The stuff that others have mentioned are also important but I suggest you start slowly. Apart from measuring gear (mic, vernier caliper) about the only thing you'll soon need is a tailstock drill chuck, some drills and some centre drills (often called Slocombes). Then taps & dies. Arc Eurotrade (definitely in the sticky) have all the above, and also a range of chucks and adaptors with various Morse Tapers.
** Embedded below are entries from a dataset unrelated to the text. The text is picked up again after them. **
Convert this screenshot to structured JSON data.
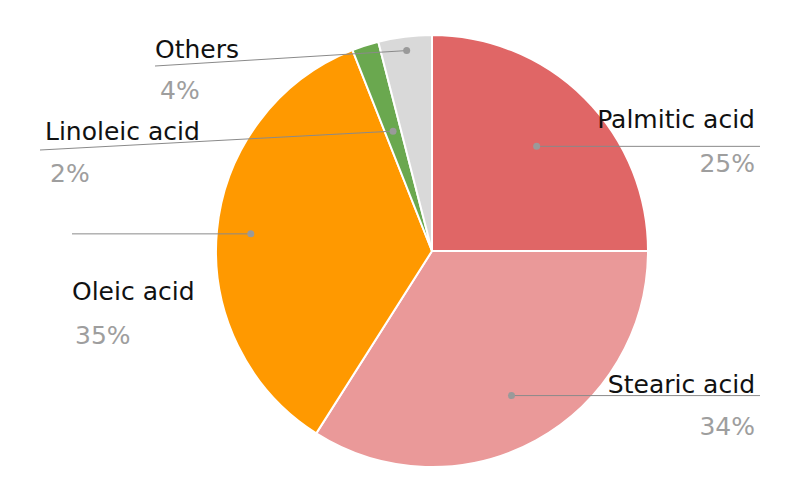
{
  "chart_data": {
    "type": "pie",
    "categories": [
      "Palmitic acid",
      "Stearic acid",
      "Oleic acid",
      "Linoleic acid",
      "Others"
    ],
    "values": [
      25,
      34,
      35,
      2,
      4
    ],
    "value_labels": [
      "25%",
      "34%",
      "35%",
      "2%",
      "4%"
    ],
    "colors": [
      "#e06666",
      "#ea9999",
      "#ff9900",
      "#6aa84f",
      "#d9d9d9"
    ],
    "data_labels": true
  }
}
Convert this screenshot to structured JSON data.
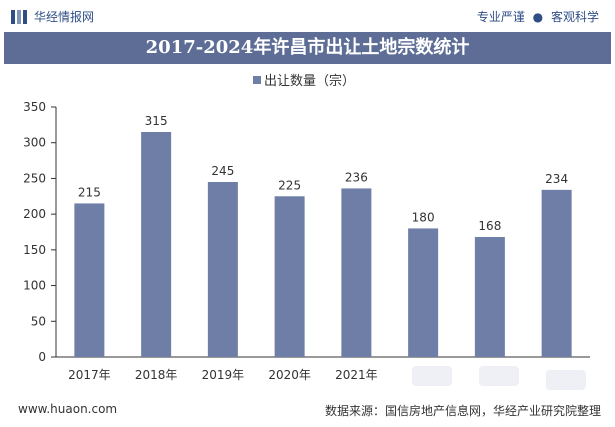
{
  "header": {
    "brand": "华经情报网",
    "slogan_left": "专业严谨",
    "slogan_sep": "●",
    "slogan_right": "客观科学"
  },
  "title": "2017-2024年许昌市出让土地宗数统计",
  "footer": {
    "site": "www.huaon.com",
    "source": "数据来源：国信房地产信息网，华经产业研究院整理"
  },
  "colors": {
    "bar": "#6e7ea6",
    "title_bg": "#5d6d96",
    "brand": "#2f4e86"
  },
  "chart_data": {
    "type": "bar",
    "categories": [
      "2017年",
      "2018年",
      "2019年",
      "2020年",
      "2021年",
      "",
      "",
      ""
    ],
    "series": [
      {
        "name": "出让数量（宗）",
        "values": [
          215,
          315,
          245,
          225,
          236,
          180,
          168,
          234
        ]
      }
    ],
    "yticks": [
      0,
      50,
      100,
      150,
      200,
      250,
      300,
      350
    ],
    "ylim": [
      0,
      350
    ],
    "legend_position": "top-center",
    "grid": false
  }
}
Again usual disclaimers - I'm just a satisfied Arc customer.

HTH

AES


----------



## CHJ (10 Dec 2015)

AES":37k2vj9s said:


> I thought I put Eccentric Engineering into the sticky at the top of this general Metalworking section, but it looks like I forgot. ...


It is in there.


----------



## chaoticbob (11 Dec 2015)

buzzby":3if8fa4b said:


> So carbide idea is out, thanks.
> 
> I couldn't find a zero morse taper drill chuck, any idea where I can get one?
> 
> Thanks



Millhill Supplies in Essex is the European distributor for Sherline, I expect they will be able to sort you out for bits and pieces specific to your lathe (at a price!).

Whilst I agree with earlier comments about carbide insert tooling in general needing to be driven (much) harder than your lathe will allow, the tips sold specifically for aluminium are sharper and have more top rake than the 'normal' ones - I have found them useful in a small lathe not only for ali, but also (for shallow cuts) mild steel and, weirdly, brass too. Weird because the accepted wisdom is that brass wants tools with a small to zero top rake, but they seem to work! Way to go generally is HSS tho, as others have said. When I started out I was advised to learn to grind my own tools, I put it off too long and wasted money.
Regards, Robin.


----------